Cuando la enterraron, sentimos, y hablo por los otros porque creo que fue así, sentimos un nudo que quería estallar cada vez que clavaban esa caja hueca.
Caras y gentes. Algunas desconocidas, otras devastadas por el verdadero dolor, muchas hambrientas que sólo esperaban el té y los bocadillos que se reparten al final. Lágrimas, muchas lágrimas. Tantas que podríamos llenar un pozo y abrirlo al público venga, visite el pozo de los lamentos. Maravillosas aguas curativas que le sanan todo padecimiento. Algo así pudimos haber pensado, los tiempos suelen ser difíciles.

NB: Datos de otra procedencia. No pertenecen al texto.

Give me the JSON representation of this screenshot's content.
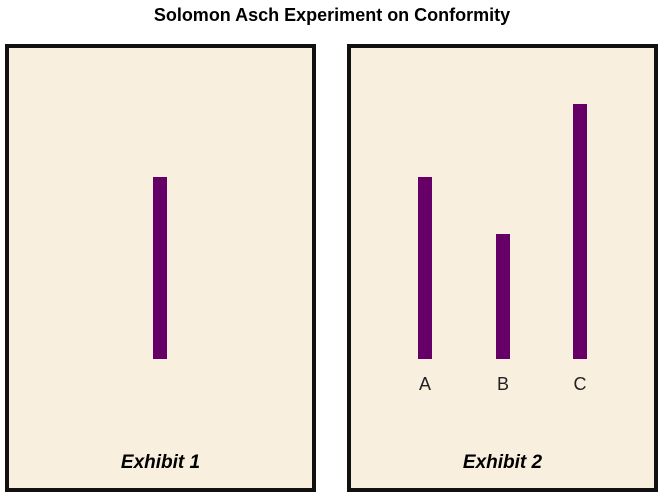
{
  "title": "Solomon Asch Experiment on Conformity",
  "colors": {
    "bar": "#660066",
    "panel_background": "#f9efdf",
    "panel_border": "#111111"
  },
  "exhibit1": {
    "label": "Exhibit 1"
  },
  "exhibit2": {
    "label": "Exhibit 2",
    "options": [
      {
        "label": "A"
      },
      {
        "label": "B"
      },
      {
        "label": "C"
      }
    ]
  }
}
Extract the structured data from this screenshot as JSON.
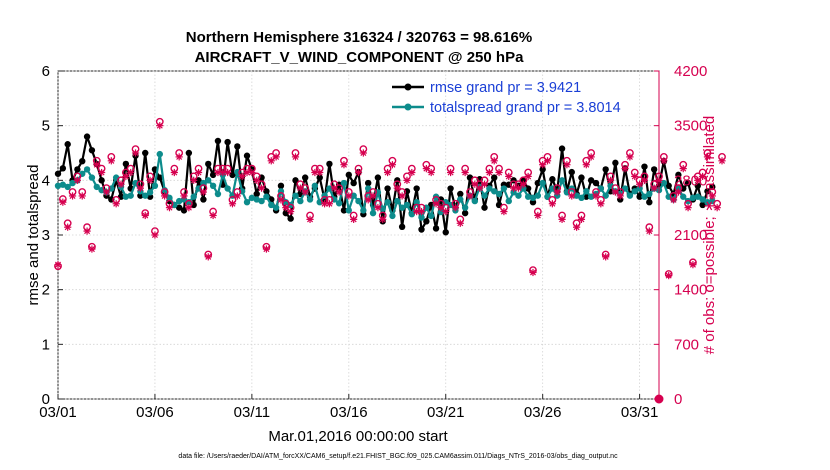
{
  "chart_data": {
    "type": "line",
    "title_line1": "Northern Hemisphere 316324 / 320763 = 98.616%",
    "title_line2": "AIRCRAFT_V_WIND_COMPONENT @ 250 hPa",
    "xlabel": "Mar.01,2016 00:00:00 start",
    "ylabel_left": "rmse and totalspread",
    "ylabel_right": "# of obs: o=possible; ∗=assimilated",
    "footer": "data file: /Users/raeder/DAI/ATM_forcXX/CAM6_setup/f.e21.FHIST_BGC.f09_025.CAM6assim.011/Diags_NTrS_2016-03/obs_diag_output.nc",
    "xlim": [
      1,
      32
    ],
    "ylim_left": [
      0,
      6
    ],
    "ylim_right": [
      0,
      4200
    ],
    "x_ticks": [
      {
        "v": 1,
        "label": "03/01"
      },
      {
        "v": 6,
        "label": "03/06"
      },
      {
        "v": 11,
        "label": "03/11"
      },
      {
        "v": 16,
        "label": "03/16"
      },
      {
        "v": 21,
        "label": "03/21"
      },
      {
        "v": 26,
        "label": "03/26"
      },
      {
        "v": 31,
        "label": "03/31"
      }
    ],
    "y_ticks_left": [
      "0",
      "1",
      "2",
      "3",
      "4",
      "5",
      "6"
    ],
    "y_ticks_right": [
      "0",
      "700",
      "1400",
      "2100",
      "2800",
      "3500",
      "4200"
    ],
    "colors": {
      "rmse": "#000000",
      "spread": "#0d8c8c",
      "obs": "#d6004f",
      "legend_text": "#1a3fd6"
    },
    "series": [
      {
        "name": "rmse grand pr = 3.9421",
        "start": 1.0,
        "step": 0.25,
        "values": [
          4.12,
          4.22,
          4.66,
          4.0,
          4.2,
          4.35,
          4.8,
          4.55,
          4.3,
          4.0,
          3.72,
          3.65,
          4.0,
          3.7,
          4.3,
          3.85,
          4.45,
          3.72,
          4.5,
          3.7,
          4.2,
          4.05,
          3.8,
          3.62,
          3.55,
          3.5,
          3.45,
          4.5,
          3.55,
          4.0,
          3.65,
          4.3,
          4.1,
          4.72,
          3.92,
          4.7,
          4.1,
          4.62,
          3.85,
          4.45,
          4.2,
          3.75,
          4.05,
          3.8,
          3.65,
          3.45,
          3.9,
          3.4,
          3.3,
          4.0,
          3.75,
          4.05,
          3.7,
          3.85,
          4.05,
          3.65,
          4.3,
          3.7,
          3.92,
          3.45,
          4.1,
          3.95,
          4.15,
          3.38,
          3.95,
          3.55,
          4.05,
          3.25,
          3.85,
          3.45,
          4.0,
          3.15,
          3.8,
          3.4,
          3.85,
          3.1,
          3.25,
          3.55,
          3.12,
          3.65,
          3.05,
          3.85,
          3.5,
          3.75,
          3.4,
          4.05,
          3.65,
          4.02,
          3.5,
          3.9,
          4.05,
          3.55,
          3.92,
          3.92,
          4.0,
          3.9,
          4.0,
          3.85,
          3.6,
          3.95,
          4.2,
          3.7,
          4.02,
          3.8,
          4.58,
          3.8,
          4.15,
          3.75,
          4.05,
          3.7,
          4.0,
          3.95,
          3.85,
          4.2,
          3.8,
          4.32,
          3.65,
          4.22,
          3.75,
          3.85,
          3.7,
          4.25,
          3.6,
          4.2,
          3.9,
          4.35,
          3.9,
          3.75,
          4.1,
          3.85,
          3.95,
          3.65,
          3.9,
          3.55,
          3.8,
          3.88
        ],
        "color": "#000000"
      },
      {
        "name": "totalspread grand pr = 3.8014",
        "start": 1.0,
        "step": 0.25,
        "values": [
          3.9,
          3.92,
          3.88,
          3.95,
          4.0,
          4.12,
          4.2,
          4.05,
          3.88,
          3.82,
          3.78,
          3.85,
          4.05,
          3.88,
          3.7,
          3.72,
          3.95,
          3.8,
          3.72,
          3.78,
          3.9,
          4.48,
          3.82,
          3.68,
          3.55,
          3.62,
          3.65,
          3.6,
          3.7,
          3.85,
          3.95,
          4.0,
          3.9,
          3.75,
          4.1,
          3.85,
          3.72,
          4.15,
          3.8,
          3.6,
          3.68,
          3.65,
          3.62,
          3.7,
          3.55,
          3.5,
          3.8,
          3.6,
          3.55,
          3.72,
          3.62,
          3.8,
          3.65,
          3.9,
          3.6,
          3.72,
          3.85,
          3.65,
          3.58,
          3.95,
          3.45,
          3.72,
          3.62,
          3.45,
          3.85,
          3.4,
          3.78,
          3.48,
          3.6,
          3.35,
          3.62,
          3.5,
          3.55,
          3.38,
          3.6,
          3.32,
          3.5,
          3.35,
          3.7,
          3.42,
          3.6,
          3.55,
          3.45,
          3.65,
          3.5,
          3.72,
          3.62,
          3.88,
          3.72,
          3.85,
          3.8,
          3.75,
          3.85,
          3.62,
          3.78,
          3.72,
          3.85,
          3.7,
          3.68,
          3.72,
          3.95,
          3.7,
          3.85,
          3.72,
          4.0,
          3.78,
          3.85,
          3.72,
          3.68,
          3.8,
          3.7,
          3.75,
          3.85,
          3.72,
          3.9,
          3.8,
          3.75,
          3.85,
          3.72,
          3.8,
          3.85,
          3.7,
          3.75,
          3.85,
          3.82,
          3.95,
          3.7,
          3.65,
          3.85,
          3.7,
          3.62,
          3.68,
          3.7,
          3.65,
          3.6,
          3.62
        ],
        "color": "#0d8c8c"
      }
    ],
    "obs_possible": {
      "start": 1.0,
      "step": 0.25,
      "values": [
        1700,
        2560,
        2250,
        2650,
        2850,
        2650,
        2200,
        1950,
        3050,
        2950,
        2700,
        3100,
        2550,
        2800,
        2900,
        2950,
        3200,
        2750,
        2380,
        2850,
        2150,
        3550,
        2650,
        2500,
        2950,
        3150,
        2650,
        2500,
        2850,
        2950,
        2700,
        1850,
        2400,
        2950,
        2950,
        2950,
        2550,
        2650,
        2900,
        2950,
        2950,
        2850,
        2750,
        1950,
        3100,
        3150,
        2600,
        2500,
        2450,
        3150,
        2750,
        2700,
        2350,
        2950,
        2950,
        2550,
        2550,
        2750,
        2700,
        3050,
        2650,
        2350,
        2950,
        3200,
        2600,
        2650,
        2500,
        2350,
        2950,
        3050,
        2750,
        2650,
        2850,
        2950,
        2450,
        2450,
        3000,
        2950,
        2550,
        2500,
        2450,
        2950,
        2500,
        2300,
        2950,
        2650,
        2800,
        2750,
        2800,
        2950,
        3100,
        2950,
        2450,
        2900,
        2750,
        2750,
        2800,
        2900,
        1650,
        2400,
        3050,
        3100,
        2550,
        2700,
        2350,
        3050,
        2650,
        2250,
        2350,
        3050,
        3150,
        2650,
        2550,
        1850,
        2850,
        2700,
        2650,
        3000,
        3150,
        2900,
        2800,
        2850,
        2200,
        2750,
        2850,
        3100,
        1600,
        2600,
        2700,
        3000,
        2500,
        1750,
        2850,
        2900,
        3150,
        2650,
        2500,
        3100
      ]
    },
    "obs_assim": {
      "start": 1.0,
      "step": 0.25,
      "values": [
        1720,
        2520,
        2200,
        2600,
        2800,
        2600,
        2150,
        1920,
        3000,
        2900,
        2650,
        3050,
        2500,
        2750,
        2850,
        2900,
        3150,
        2700,
        2350,
        2800,
        2100,
        3500,
        2600,
        2450,
        2900,
        3100,
        2600,
        2450,
        2800,
        2900,
        2650,
        1820,
        2350,
        2900,
        2900,
        2900,
        2500,
        2600,
        2850,
        2900,
        2900,
        2800,
        2700,
        1920,
        3050,
        3100,
        2550,
        2450,
        2400,
        3100,
        2700,
        2650,
        2300,
        2900,
        2900,
        2500,
        2500,
        2700,
        2650,
        3000,
        2600,
        2300,
        2900,
        3150,
        2550,
        2600,
        2450,
        2300,
        2900,
        3000,
        2700,
        2600,
        2800,
        2900,
        2400,
        2400,
        2950,
        2900,
        2500,
        2450,
        2400,
        2900,
        2450,
        2250,
        2900,
        2600,
        2750,
        2700,
        2750,
        2900,
        3050,
        2900,
        2400,
        2850,
        2700,
        2700,
        2750,
        2850,
        1620,
        2350,
        3000,
        3050,
        2500,
        2650,
        2300,
        3000,
        2600,
        2200,
        2300,
        3000,
        3100,
        2600,
        2500,
        1820,
        2800,
        2650,
        2600,
        2950,
        3100,
        2850,
        2750,
        2800,
        2150,
        2700,
        2800,
        3050,
        1580,
        2550,
        2650,
        2950,
        2450,
        1720,
        2800,
        2850,
        3100,
        2600,
        2450,
        3050
      ]
    },
    "obs_extra_point": {
      "x": 32,
      "value": 0
    }
  }
}
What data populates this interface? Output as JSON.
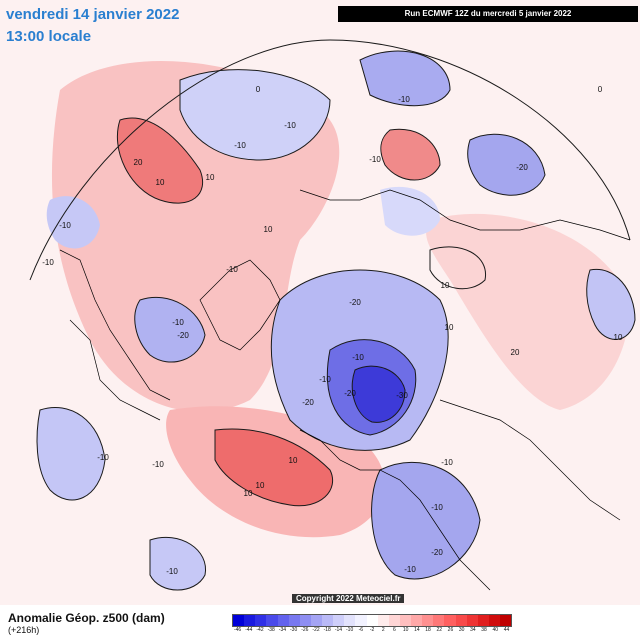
{
  "header": {
    "date": "vendredi 14 janvier 2022",
    "time": "13:00 locale",
    "run_info": "Run ECMWF 12Z du mercredi 5 janvier 2022"
  },
  "footer": {
    "product_title": "Anomalie Géop. z500 (dam)",
    "lead_time": "(+216h)",
    "copyright": "Copyright 2022 Meteociel.fr"
  },
  "colorbar": {
    "labels": [
      "-46",
      "-44",
      "-42",
      "-38",
      "-34",
      "-30",
      "-26",
      "-22",
      "-18",
      "-14",
      "-10",
      "-6",
      "-2",
      "2",
      "6",
      "10",
      "14",
      "18",
      "22",
      "26",
      "30",
      "34",
      "38",
      "40",
      "44"
    ],
    "colors": [
      "#0000d8",
      "#1a1ae0",
      "#3030e6",
      "#4a4aea",
      "#6262ee",
      "#7878f0",
      "#8e8ef2",
      "#a4a4f4",
      "#babaf7",
      "#cfcffa",
      "#e2e2fc",
      "#f2f2ff",
      "#ffffff",
      "#ffecec",
      "#ffd6d6",
      "#ffbfbf",
      "#ffa8a8",
      "#ff9090",
      "#ff7878",
      "#ff6060",
      "#f84a4a",
      "#ee3434",
      "#e01e1e",
      "#d00c0c",
      "#c00000"
    ]
  },
  "contour_labels": [
    "0",
    "-10",
    "-10",
    "-10",
    "-10",
    "-10",
    "10",
    "10",
    "20",
    "10",
    "-10",
    "10",
    "-10",
    "-20",
    "-20",
    "10",
    "-10",
    "-20",
    "-20",
    "10",
    "-10",
    "-20",
    "-10",
    "-30",
    "-10",
    "10",
    "-10",
    "-10",
    "10",
    "20",
    "10",
    "-10",
    "-10",
    "-20",
    "0",
    "-10"
  ],
  "map_colors": {
    "land_lines": "#000000",
    "warm_light": "#fbd8d8",
    "warm": "#f6a0a0",
    "warm_strong": "#ee6a6a",
    "cold_light": "#dde0fb",
    "cold": "#a6aaf2",
    "cold_strong": "#6e6ee8",
    "cold_core": "#3d3ad8"
  }
}
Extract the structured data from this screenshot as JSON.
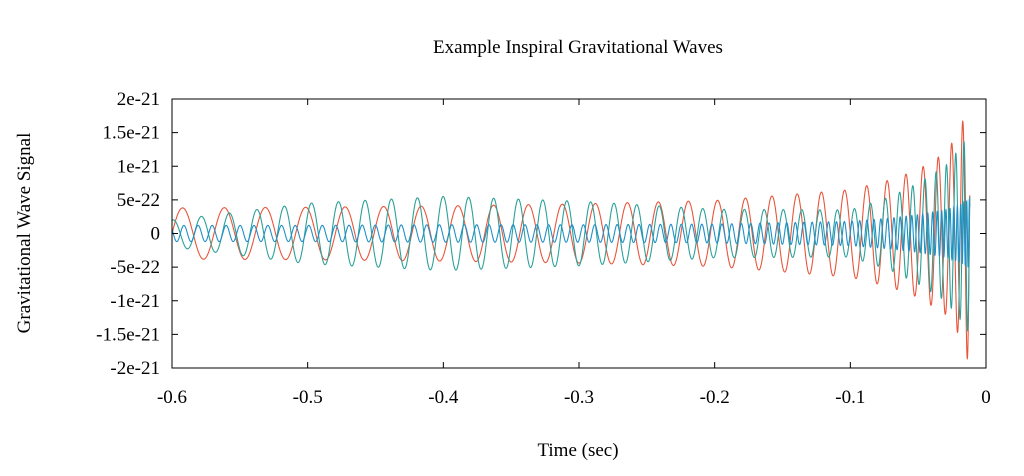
{
  "chart_data": {
    "type": "line",
    "title": "Example Inspiral Gravitational Waves",
    "xlabel": "Time (sec)",
    "ylabel": "Gravitational Wave Signal",
    "xlim": [
      -0.6,
      0
    ],
    "ylim": [
      -2e-21,
      2e-21
    ],
    "x_ticks": [
      {
        "value": -0.6,
        "label": "-0.6"
      },
      {
        "value": -0.5,
        "label": "-0.5"
      },
      {
        "value": -0.4,
        "label": "-0.4"
      },
      {
        "value": -0.3,
        "label": "-0.3"
      },
      {
        "value": -0.2,
        "label": "-0.2"
      },
      {
        "value": -0.1,
        "label": "-0.1"
      },
      {
        "value": 0,
        "label": "0"
      }
    ],
    "y_ticks": [
      {
        "value": 2e-21,
        "label": "2e-21"
      },
      {
        "value": 1.5e-21,
        "label": "1.5e-21"
      },
      {
        "value": 1e-21,
        "label": "1e-21"
      },
      {
        "value": 5e-22,
        "label": "5e-22"
      },
      {
        "value": 0,
        "label": "0"
      },
      {
        "value": -5e-22,
        "label": "-5e-22"
      },
      {
        "value": -1e-21,
        "label": "-1e-21"
      },
      {
        "value": -1.5e-21,
        "label": "-1.5e-21"
      },
      {
        "value": -2e-21,
        "label": "-2e-21"
      }
    ],
    "grid": false,
    "legend": "none",
    "series": [
      {
        "color": "#e8553a",
        "x": [
          -0.6,
          -0.5,
          -0.4,
          -0.3,
          -0.2,
          -0.1,
          -0.07,
          -0.05,
          -0.03,
          -0.02,
          -0.015,
          -0.012
        ],
        "amplitude": [
          3.8e-22,
          3.9e-22,
          4.1e-22,
          4.4e-22,
          4.9e-22,
          6.5e-22,
          8e-22,
          9.5e-22,
          1.2e-21,
          1.5e-21,
          1.8e-21,
          1.95e-21
        ],
        "frequency_hz": [
          32,
          34,
          37,
          41,
          47,
          60,
          70,
          80,
          100,
          125,
          150,
          170
        ]
      },
      {
        "color": "#2aa198",
        "x": [
          -0.6,
          -0.5,
          -0.4,
          -0.3,
          -0.2,
          -0.1,
          -0.07,
          -0.05,
          -0.03,
          -0.02,
          -0.015,
          -0.012
        ],
        "amplitude": [
          2e-22,
          4.5e-22,
          5.5e-22,
          4.8e-22,
          3.6e-22,
          3.5e-22,
          5.5e-22,
          7.5e-22,
          1e-21,
          1.25e-21,
          1.4e-21,
          1.5e-21
        ],
        "frequency_hz": [
          48,
          50,
          53,
          57,
          64,
          80,
          95,
          110,
          135,
          160,
          185,
          205
        ]
      },
      {
        "color": "#1f8fc7",
        "x": [
          -0.6,
          -0.5,
          -0.4,
          -0.3,
          -0.2,
          -0.1,
          -0.07,
          -0.05,
          -0.03,
          -0.02,
          -0.015,
          -0.012
        ],
        "amplitude": [
          1.2e-22,
          1.2e-22,
          1.3e-22,
          1.3e-22,
          1.4e-22,
          1.8e-22,
          2.3e-22,
          2.8e-22,
          3.5e-22,
          4.2e-22,
          4.8e-22,
          5.2e-22
        ],
        "frequency_hz": [
          95,
          100,
          108,
          118,
          135,
          175,
          210,
          250,
          320,
          400,
          470,
          520
        ]
      }
    ]
  }
}
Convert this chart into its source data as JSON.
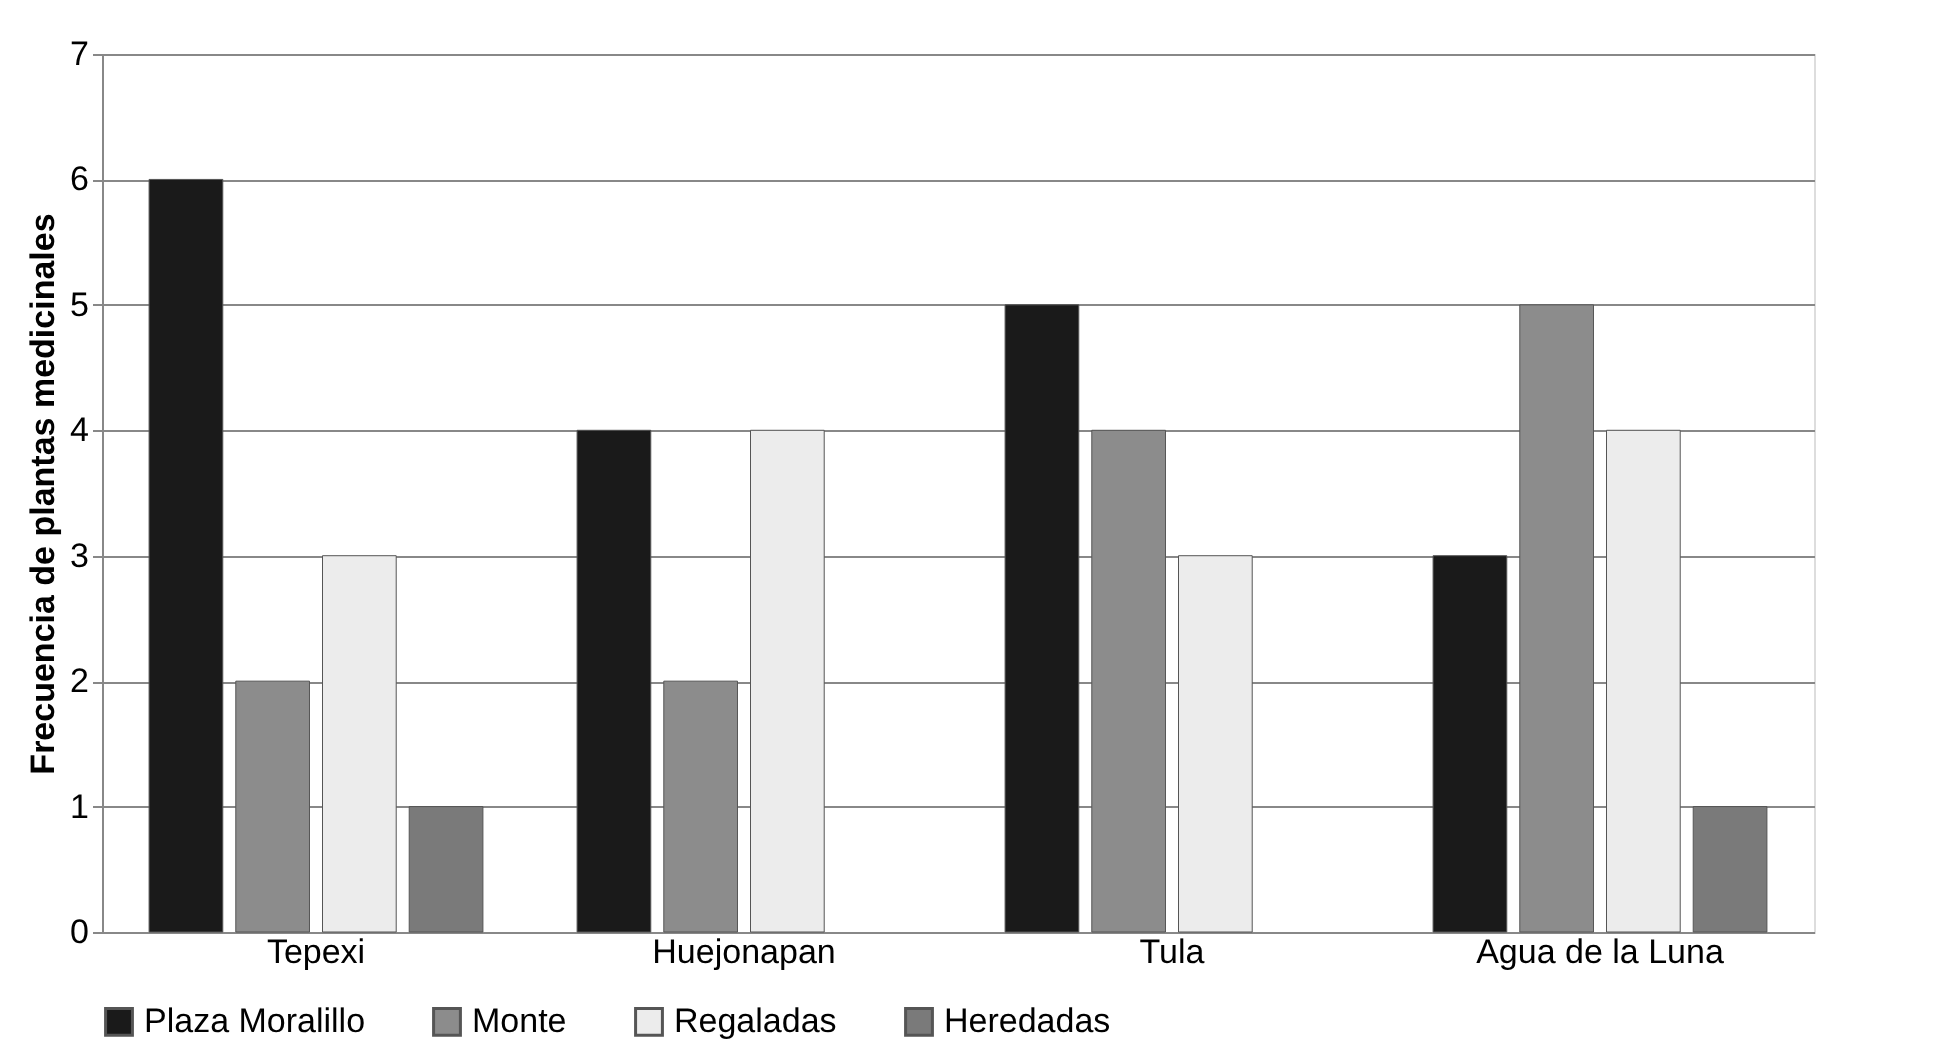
{
  "chart_data": {
    "type": "bar",
    "ylabel": "Frecuencia de plantas medicinales",
    "categories": [
      "Tepexi",
      "Huejonapan",
      "Tula",
      "Agua de la Luna"
    ],
    "series": [
      {
        "name": "Plaza Moralillo",
        "color": "#1a1a1a",
        "values": [
          6,
          4,
          5,
          3
        ]
      },
      {
        "name": "Monte",
        "color": "#8c8c8c",
        "values": [
          2,
          2,
          4,
          5
        ]
      },
      {
        "name": "Regaladas",
        "color": "#ececec",
        "values": [
          3,
          4,
          3,
          4
        ]
      },
      {
        "name": "Heredadas",
        "color": "#7a7a7a",
        "values": [
          1,
          null,
          null,
          1
        ]
      }
    ],
    "ylim": [
      0,
      7
    ],
    "yticks": [
      0,
      1,
      2,
      3,
      4,
      5,
      6,
      7
    ],
    "grid": "y",
    "legend": "bottom"
  }
}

No pediste vestidos o maquillaje. Siempre te detalló esa simpleza. Inclusive, en casa, usabas un par de sandalias blancas con decorado chistoso: unas conchitas formaban algo como una flor, pero siempre pensamos que era la cara de un payaso... y estallábamos en risas... qué graciosos tus zapatos...
Ahora no se ríen. Quedaron bajo la cama.
Alguien suspira junto a mi oído y me siento agobiado. Entre tanto lamento suele faltar el aire y los pechos parece se ahogan con cada respiración. Me levanto, camino hacia la puerta. Noto que muchos miran mi cara y conversan. Vamos, digan las cosas de frente señoras, señores, distinguidos miembros de esta falsedad. Nadie supo quién eras en realidad. Y aún así vienen a llorarte, a deshacerse en elogios. Creo que sólo quieren el té y los bocadillos.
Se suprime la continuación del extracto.